Guten Tag allerseits

16.01.2021

Da ringsumher die allermeisten Nichtmitglieder der CDU der CDU schon zur Nichtwahl des Herrn Merz gratuliert haben, kann ich mir das sparen - und stattdessen eine nette kleine Privatgeschichte erzählen: Von der Rückkehr in die Kindheit der 1950er-Jahre. > weiterlesen


15.01.2021

"Das darf ja wohl nicht wahr sein!" So der entgeisterter Ausruf am Frühstückstisch angesichts der Titelschlagzeile der Tageszeitung: "Schulen früher wieder öffen?". Die bezieht sich auf Überlegungen der RLP-Schulministerin Hubig (SPD), bereits am 25.1. wieder in den Präsenzunterricht einzusteigen. Das ausgerechnet, wo am Vorabend sämtliche Nachrichten und Diskussionen handelten von der bislang höchsten Tageszahl an Corona-Toten hierzulande (1244), dem leider nicht abebbende Infektionsgeschehen und den Gefahrenpotenzialen der neuen britischen und südafrikanischen Virus-Mutanten.
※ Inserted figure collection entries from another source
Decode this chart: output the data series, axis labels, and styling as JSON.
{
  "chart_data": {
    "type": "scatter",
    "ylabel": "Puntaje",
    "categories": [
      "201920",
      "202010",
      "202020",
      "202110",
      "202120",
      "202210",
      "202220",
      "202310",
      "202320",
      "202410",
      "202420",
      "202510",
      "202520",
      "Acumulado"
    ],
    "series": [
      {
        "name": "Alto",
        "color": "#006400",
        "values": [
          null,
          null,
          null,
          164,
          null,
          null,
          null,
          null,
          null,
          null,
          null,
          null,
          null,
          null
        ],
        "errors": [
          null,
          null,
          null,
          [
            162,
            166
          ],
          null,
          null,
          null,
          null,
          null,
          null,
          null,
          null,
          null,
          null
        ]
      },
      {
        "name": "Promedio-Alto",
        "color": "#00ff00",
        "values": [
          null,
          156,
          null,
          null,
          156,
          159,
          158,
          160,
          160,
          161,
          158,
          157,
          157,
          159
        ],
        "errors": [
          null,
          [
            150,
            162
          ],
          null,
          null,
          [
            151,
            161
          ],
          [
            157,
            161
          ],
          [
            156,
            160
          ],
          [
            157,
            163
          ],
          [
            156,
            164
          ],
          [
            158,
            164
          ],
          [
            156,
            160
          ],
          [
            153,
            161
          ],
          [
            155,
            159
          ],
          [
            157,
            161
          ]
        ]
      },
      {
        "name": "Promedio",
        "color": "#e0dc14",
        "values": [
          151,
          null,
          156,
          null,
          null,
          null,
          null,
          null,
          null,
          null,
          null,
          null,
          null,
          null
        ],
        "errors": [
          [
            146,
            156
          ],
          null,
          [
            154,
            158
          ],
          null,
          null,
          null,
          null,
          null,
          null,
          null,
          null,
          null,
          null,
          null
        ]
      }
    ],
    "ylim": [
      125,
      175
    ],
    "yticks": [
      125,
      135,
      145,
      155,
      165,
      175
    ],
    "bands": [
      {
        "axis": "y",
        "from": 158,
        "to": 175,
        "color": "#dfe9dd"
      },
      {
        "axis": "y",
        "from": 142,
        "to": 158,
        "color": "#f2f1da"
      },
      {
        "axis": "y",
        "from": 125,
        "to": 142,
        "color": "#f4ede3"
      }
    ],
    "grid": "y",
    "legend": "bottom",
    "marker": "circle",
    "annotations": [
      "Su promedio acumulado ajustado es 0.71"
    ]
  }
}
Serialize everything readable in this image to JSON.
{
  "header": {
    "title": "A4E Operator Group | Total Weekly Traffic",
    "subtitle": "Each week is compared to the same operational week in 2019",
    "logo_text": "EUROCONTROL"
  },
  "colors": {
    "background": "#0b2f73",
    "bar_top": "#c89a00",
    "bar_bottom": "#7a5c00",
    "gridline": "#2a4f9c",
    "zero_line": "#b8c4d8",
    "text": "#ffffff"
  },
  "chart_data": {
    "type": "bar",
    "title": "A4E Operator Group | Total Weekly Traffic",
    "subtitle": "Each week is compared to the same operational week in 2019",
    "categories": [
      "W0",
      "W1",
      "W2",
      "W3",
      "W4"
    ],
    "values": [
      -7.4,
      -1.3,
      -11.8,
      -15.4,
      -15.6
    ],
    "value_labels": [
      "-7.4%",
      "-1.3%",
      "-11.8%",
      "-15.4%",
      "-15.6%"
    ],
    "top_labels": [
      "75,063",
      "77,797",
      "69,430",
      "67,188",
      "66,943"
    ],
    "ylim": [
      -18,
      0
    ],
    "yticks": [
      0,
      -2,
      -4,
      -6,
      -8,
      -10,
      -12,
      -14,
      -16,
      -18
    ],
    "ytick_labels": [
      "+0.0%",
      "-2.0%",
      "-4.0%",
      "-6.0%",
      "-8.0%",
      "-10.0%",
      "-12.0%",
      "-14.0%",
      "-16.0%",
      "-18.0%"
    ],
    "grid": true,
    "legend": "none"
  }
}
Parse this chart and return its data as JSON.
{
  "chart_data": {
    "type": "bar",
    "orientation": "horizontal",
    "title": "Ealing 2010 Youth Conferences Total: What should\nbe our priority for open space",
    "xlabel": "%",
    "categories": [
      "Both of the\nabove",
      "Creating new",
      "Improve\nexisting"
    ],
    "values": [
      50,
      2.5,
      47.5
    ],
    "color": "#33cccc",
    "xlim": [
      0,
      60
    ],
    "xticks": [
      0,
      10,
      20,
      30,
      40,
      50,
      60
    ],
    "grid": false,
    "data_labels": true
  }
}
Alle Welt spricht deshalb von weiterer Verlängerung und wohl kaum vermeidbarer Verschärfung des irrigerweise so genannten "harten Lockdown", der in Wahrheit ein Sieb mit tausend Löchern ist und sowieso nicht strikt durchgesetzt wird. Die Ministerin indes denkt in die genau gegenteilige Richtung.

Das ist so ein Moment, in dem man glaubt, die Welt überhaupt nur noch mit Ironie und Humor ertragen zu können. Also spricht der alte Dada mit Blick aufs deutsche Unterhaltungsprogramm an diesem Wochenende: "Im Union-Filmpalast wird das neuzeitliche Remake eines Kinoklassikers gegeben: DIE DREI MUSKETIERE. Das wird gewiss schön. Vor allem, weil man ja weiß, dass der eigentliche Held des Streifens keiner der drei ist, sondern der Vierte."


14.01.2021

Wir werden in den nächsten Wochen und Monaten noch eine Menge Meldungen bekommen über schwere bis tödliche Einzelfälle im Impfumfeld. Es ist gut, dass sie an die Öffentlichkeit gebracht werden, als Zeichen dafür, dass hierzulkande nichts unter dem Teppich gehalten werden kann. Und es ist gut, dass die entsprechenden Institutionen (in D Paul-Ehrlicher) jeden Einzelfall genau untersuchen. Gleichwohl muss man sich auch bewusst sein, dass es a) bei JEDER massenhaften Medikamentgabe mehr oder minder häufig auch schwere Nebenwirkunsfälle gibt. Und dass b) bei beispielsweise 1 Milliarde Behandelten ohnehin etliche Tausend im zeitlichen Nahfeld der Behandlung einen Schock, Herzinfarkt, Schlaganfall ... erleiden oder sterben würden, selbst wenn man ihnen nur pure Zuckerstückchen verabreichte.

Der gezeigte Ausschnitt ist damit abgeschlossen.